Он расправил плащ и хотел было надеть его.
– Я хотела сказать, что, если вы хотите поговорить со мной, вам придется войти, – пояснила Бабетта.
– Я не могу, я не собирался…
Но она уже шагнула назад, в маленькую комнатку с тусклым освещением, и придержала дверь, чтобы он мог войти.
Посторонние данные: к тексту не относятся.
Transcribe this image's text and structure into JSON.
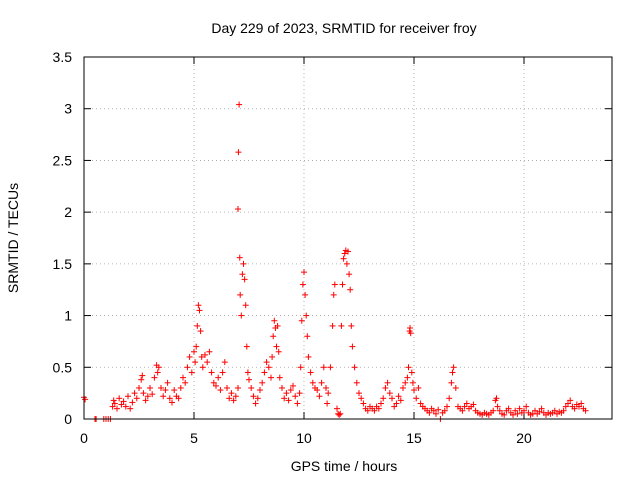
{
  "chart_data": {
    "type": "scatter",
    "title": "Day 229 of 2023, SRMTID for receiver froy",
    "xlabel": "GPS time / hours",
    "ylabel": "SRMTID / TECUs",
    "xlim": [
      0,
      24
    ],
    "ylim": [
      0,
      3.5
    ],
    "x_ticks": [
      0,
      5,
      10,
      15,
      20
    ],
    "x_tick_labels": [
      "0",
      "5",
      "10",
      "15",
      "20"
    ],
    "y_ticks": [
      0,
      0.5,
      1,
      1.5,
      2,
      2.5,
      3,
      3.5
    ],
    "y_tick_labels": [
      "0",
      "0.5",
      "1",
      "1.5",
      "2",
      "2.5",
      "3",
      "3.5"
    ],
    "grid": true,
    "marker": "plus",
    "series": [
      {
        "name": "SRMTID",
        "color": "#ff0000",
        "points": [
          [
            0.0,
            0.21
          ],
          [
            0.05,
            0.19
          ],
          [
            0.5,
            0.0
          ],
          [
            0.55,
            0.0
          ],
          [
            0.9,
            0.0
          ],
          [
            1.0,
            0.0
          ],
          [
            1.1,
            0.0
          ],
          [
            1.2,
            0.0
          ],
          [
            1.3,
            0.12
          ],
          [
            1.35,
            0.18
          ],
          [
            1.4,
            0.15
          ],
          [
            1.5,
            0.1
          ],
          [
            1.6,
            0.2
          ],
          [
            1.7,
            0.14
          ],
          [
            1.8,
            0.17
          ],
          [
            1.9,
            0.12
          ],
          [
            2.0,
            0.22
          ],
          [
            2.1,
            0.1
          ],
          [
            2.2,
            0.16
          ],
          [
            2.3,
            0.25
          ],
          [
            2.4,
            0.2
          ],
          [
            2.5,
            0.3
          ],
          [
            2.6,
            0.38
          ],
          [
            2.65,
            0.42
          ],
          [
            2.7,
            0.25
          ],
          [
            2.8,
            0.18
          ],
          [
            2.9,
            0.22
          ],
          [
            3.0,
            0.3
          ],
          [
            3.1,
            0.24
          ],
          [
            3.2,
            0.4
          ],
          [
            3.3,
            0.52
          ],
          [
            3.35,
            0.45
          ],
          [
            3.4,
            0.5
          ],
          [
            3.5,
            0.3
          ],
          [
            3.6,
            0.22
          ],
          [
            3.7,
            0.28
          ],
          [
            3.8,
            0.35
          ],
          [
            3.9,
            0.2
          ],
          [
            4.0,
            0.16
          ],
          [
            4.1,
            0.28
          ],
          [
            4.2,
            0.22
          ],
          [
            4.3,
            0.2
          ],
          [
            4.4,
            0.3
          ],
          [
            4.5,
            0.4
          ],
          [
            4.6,
            0.35
          ],
          [
            4.7,
            0.5
          ],
          [
            4.8,
            0.6
          ],
          [
            4.9,
            0.45
          ],
          [
            5.0,
            0.65
          ],
          [
            5.05,
            0.55
          ],
          [
            5.1,
            0.7
          ],
          [
            5.15,
            0.9
          ],
          [
            5.2,
            1.1
          ],
          [
            5.25,
            1.05
          ],
          [
            5.3,
            0.85
          ],
          [
            5.35,
            0.6
          ],
          [
            5.4,
            0.5
          ],
          [
            5.5,
            0.62
          ],
          [
            5.6,
            0.55
          ],
          [
            5.7,
            0.65
          ],
          [
            5.8,
            0.45
          ],
          [
            5.9,
            0.35
          ],
          [
            6.0,
            0.32
          ],
          [
            6.1,
            0.4
          ],
          [
            6.2,
            0.28
          ],
          [
            6.3,
            0.45
          ],
          [
            6.4,
            0.55
          ],
          [
            6.5,
            0.3
          ],
          [
            6.6,
            0.2
          ],
          [
            6.7,
            0.25
          ],
          [
            6.8,
            0.18
          ],
          [
            6.9,
            0.22
          ],
          [
            7.0,
            0.3
          ],
          [
            7.0,
            2.03
          ],
          [
            7.02,
            2.58
          ],
          [
            7.05,
            3.04
          ],
          [
            7.08,
            1.56
          ],
          [
            7.1,
            1.2
          ],
          [
            7.15,
            1.0
          ],
          [
            7.2,
            1.4
          ],
          [
            7.25,
            1.5
          ],
          [
            7.3,
            1.35
          ],
          [
            7.35,
            1.1
          ],
          [
            7.4,
            0.7
          ],
          [
            7.45,
            0.45
          ],
          [
            7.5,
            0.38
          ],
          [
            7.6,
            0.3
          ],
          [
            7.7,
            0.22
          ],
          [
            7.8,
            0.15
          ],
          [
            7.9,
            0.2
          ],
          [
            8.0,
            0.28
          ],
          [
            8.1,
            0.35
          ],
          [
            8.2,
            0.45
          ],
          [
            8.3,
            0.55
          ],
          [
            8.4,
            0.5
          ],
          [
            8.5,
            0.4
          ],
          [
            8.55,
            0.6
          ],
          [
            8.6,
            0.8
          ],
          [
            8.65,
            0.95
          ],
          [
            8.7,
            0.88
          ],
          [
            8.75,
            0.7
          ],
          [
            8.8,
            0.9
          ],
          [
            8.85,
            0.65
          ],
          [
            8.9,
            0.4
          ],
          [
            9.0,
            0.3
          ],
          [
            9.1,
            0.2
          ],
          [
            9.2,
            0.25
          ],
          [
            9.3,
            0.18
          ],
          [
            9.4,
            0.28
          ],
          [
            9.5,
            0.32
          ],
          [
            9.6,
            0.22
          ],
          [
            9.7,
            0.15
          ],
          [
            9.8,
            0.25
          ],
          [
            9.85,
            0.5
          ],
          [
            9.9,
            0.95
          ],
          [
            9.95,
            1.3
          ],
          [
            10.0,
            1.42
          ],
          [
            10.05,
            1.2
          ],
          [
            10.1,
            1.0
          ],
          [
            10.15,
            0.8
          ],
          [
            10.2,
            0.6
          ],
          [
            10.3,
            0.45
          ],
          [
            10.4,
            0.35
          ],
          [
            10.5,
            0.3
          ],
          [
            10.6,
            0.28
          ],
          [
            10.7,
            0.22
          ],
          [
            10.8,
            0.35
          ],
          [
            10.9,
            0.5
          ],
          [
            11.0,
            0.3
          ],
          [
            11.05,
            0.15
          ],
          [
            11.1,
            0.25
          ],
          [
            11.2,
            0.5
          ],
          [
            11.3,
            0.9
          ],
          [
            11.35,
            1.2
          ],
          [
            11.4,
            1.3
          ],
          [
            11.5,
            0.1
          ],
          [
            11.55,
            0.05
          ],
          [
            11.6,
            0.04
          ],
          [
            11.65,
            0.05
          ],
          [
            11.7,
            0.9
          ],
          [
            11.75,
            1.3
          ],
          [
            11.8,
            1.55
          ],
          [
            11.85,
            1.6
          ],
          [
            11.9,
            1.63
          ],
          [
            11.95,
            1.5
          ],
          [
            12.0,
            1.62
          ],
          [
            12.05,
            1.4
          ],
          [
            12.1,
            1.25
          ],
          [
            12.15,
            0.9
          ],
          [
            12.2,
            0.7
          ],
          [
            12.3,
            0.5
          ],
          [
            12.4,
            0.35
          ],
          [
            12.5,
            0.25
          ],
          [
            12.6,
            0.2
          ],
          [
            12.7,
            0.15
          ],
          [
            12.8,
            0.1
          ],
          [
            12.9,
            0.08
          ],
          [
            13.0,
            0.12
          ],
          [
            13.1,
            0.1
          ],
          [
            13.2,
            0.08
          ],
          [
            13.3,
            0.12
          ],
          [
            13.4,
            0.1
          ],
          [
            13.5,
            0.15
          ],
          [
            13.6,
            0.2
          ],
          [
            13.7,
            0.3
          ],
          [
            13.8,
            0.35
          ],
          [
            13.9,
            0.25
          ],
          [
            14.0,
            0.2
          ],
          [
            14.1,
            0.12
          ],
          [
            14.2,
            0.15
          ],
          [
            14.3,
            0.22
          ],
          [
            14.4,
            0.18
          ],
          [
            14.5,
            0.3
          ],
          [
            14.6,
            0.35
          ],
          [
            14.7,
            0.4
          ],
          [
            14.75,
            0.5
          ],
          [
            14.8,
            0.85
          ],
          [
            14.82,
            0.88
          ],
          [
            14.85,
            0.83
          ],
          [
            14.9,
            0.45
          ],
          [
            14.95,
            0.35
          ],
          [
            15.0,
            0.28
          ],
          [
            15.1,
            0.2
          ],
          [
            15.2,
            0.3
          ],
          [
            15.3,
            0.15
          ],
          [
            15.4,
            0.12
          ],
          [
            15.5,
            0.1
          ],
          [
            15.6,
            0.08
          ],
          [
            15.7,
            0.06
          ],
          [
            15.8,
            0.1
          ],
          [
            15.9,
            0.08
          ],
          [
            16.0,
            0.05
          ],
          [
            16.1,
            0.09
          ],
          [
            16.2,
            0.0
          ],
          [
            16.3,
            0.06
          ],
          [
            16.4,
            0.08
          ],
          [
            16.5,
            0.12
          ],
          [
            16.6,
            0.2
          ],
          [
            16.7,
            0.35
          ],
          [
            16.75,
            0.45
          ],
          [
            16.8,
            0.5
          ],
          [
            16.9,
            0.3
          ],
          [
            17.0,
            0.12
          ],
          [
            17.1,
            0.1
          ],
          [
            17.2,
            0.08
          ],
          [
            17.3,
            0.12
          ],
          [
            17.4,
            0.15
          ],
          [
            17.5,
            0.1
          ],
          [
            17.6,
            0.12
          ],
          [
            17.7,
            0.14
          ],
          [
            17.8,
            0.08
          ],
          [
            17.9,
            0.06
          ],
          [
            18.0,
            0.05
          ],
          [
            18.1,
            0.04
          ],
          [
            18.2,
            0.06
          ],
          [
            18.3,
            0.05
          ],
          [
            18.4,
            0.04
          ],
          [
            18.5,
            0.06
          ],
          [
            18.6,
            0.08
          ],
          [
            18.7,
            0.18
          ],
          [
            18.75,
            0.2
          ],
          [
            18.8,
            0.12
          ],
          [
            18.9,
            0.08
          ],
          [
            19.0,
            0.05
          ],
          [
            19.1,
            0.04
          ],
          [
            19.2,
            0.08
          ],
          [
            19.3,
            0.1
          ],
          [
            19.4,
            0.06
          ],
          [
            19.5,
            0.04
          ],
          [
            19.6,
            0.08
          ],
          [
            19.7,
            0.05
          ],
          [
            19.8,
            0.1
          ],
          [
            19.9,
            0.06
          ],
          [
            20.0,
            0.08
          ],
          [
            20.1,
            0.12
          ],
          [
            20.2,
            0.06
          ],
          [
            20.3,
            0.04
          ],
          [
            20.4,
            0.05
          ],
          [
            20.5,
            0.08
          ],
          [
            20.6,
            0.05
          ],
          [
            20.7,
            0.07
          ],
          [
            20.8,
            0.1
          ],
          [
            20.9,
            0.06
          ],
          [
            21.0,
            0.04
          ],
          [
            21.1,
            0.06
          ],
          [
            21.2,
            0.05
          ],
          [
            21.3,
            0.06
          ],
          [
            21.4,
            0.08
          ],
          [
            21.5,
            0.05
          ],
          [
            21.6,
            0.07
          ],
          [
            21.7,
            0.06
          ],
          [
            21.8,
            0.08
          ],
          [
            21.9,
            0.12
          ],
          [
            22.0,
            0.15
          ],
          [
            22.1,
            0.18
          ],
          [
            22.2,
            0.12
          ],
          [
            22.3,
            0.1
          ],
          [
            22.4,
            0.14
          ],
          [
            22.5,
            0.12
          ],
          [
            22.6,
            0.15
          ],
          [
            22.7,
            0.1
          ],
          [
            22.8,
            0.08
          ]
        ]
      }
    ]
  }
}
Мой дед переступил порог, а когда Бабетта закрыла дверь, он прижался к двери спиной, стараясь занять как можно меньше места. Бабетта придвинула к умывальнику старенький фортепианный стул и посмотрела на себя в серебряное зеркальце на длинной ручке. Она включила воду, дождалась, пока пойдет горячая, намочила два пальца и поправила выбившуюся прядь за ухом. Затем она взглянула на моего деда через плечо:
– Может быть, теперь вы мне скажете, что вам нужно.
– Я хотел нарисовать вас.
– Но вы же говорите, что вы плохой художник.
– Да.
– Вам не следует так говорить, – сказала Бабетта. – Если вы хотите добиться успеха и кем-то стать, вы должны говорить людям, что вы хороший художник.
– Я не могу так говорить, – покачал головой мой дед. – Это не так.
– Но ведь это так просто – говорить, что вы хороший художник. Ну, давайте скажите так… Скажите: «Я хороший художник». Давайте.
– Не могу, – сказал мой дед. – Это неправда.
Бабетта взяла карандаш для подводки бровей с края раковины и бросила ему.
– Нарисуйте что-нибудь, – сказала она.
– Где?
– Где хотите. На этой стене, на той – где угодно. Мне все равно.
Он растерялся.
– Давайте же, – сказала Бабетта. – Эта каморка хуже не станет, так что не переживайте.
Мой дед нашел место рядом с умывальником, где побелка не так сильно облупилась и стена была не так сильно исписана. Он начал медленно рисовать руку, держащую вилку. Бабетта стояла у него за спиной, наклонившись и глядя на стену через его плечо.
– Мне не очень удобно здесь рисовать, – сказал мой дед, но Бабетта промолчала, поэтому он продолжал рисовать. Он пририсовал мужское предплечье и наручные часы. – Получается размазано, потому что карандаш такой мягкий, – проговорил он извиняющимся тоном, а Бабетта сказала:
– Хватит болтать. Заканчивайте свой рисунок.
– Он закончен. – Мой дед сделал шаг назад. – Он уже закончен.
Бабетта посмотрел на него и перевела взгляд на карандашный набросок.
– Но ведь это всего-навсего рука, – сказала она. – Ни лица, ни человека.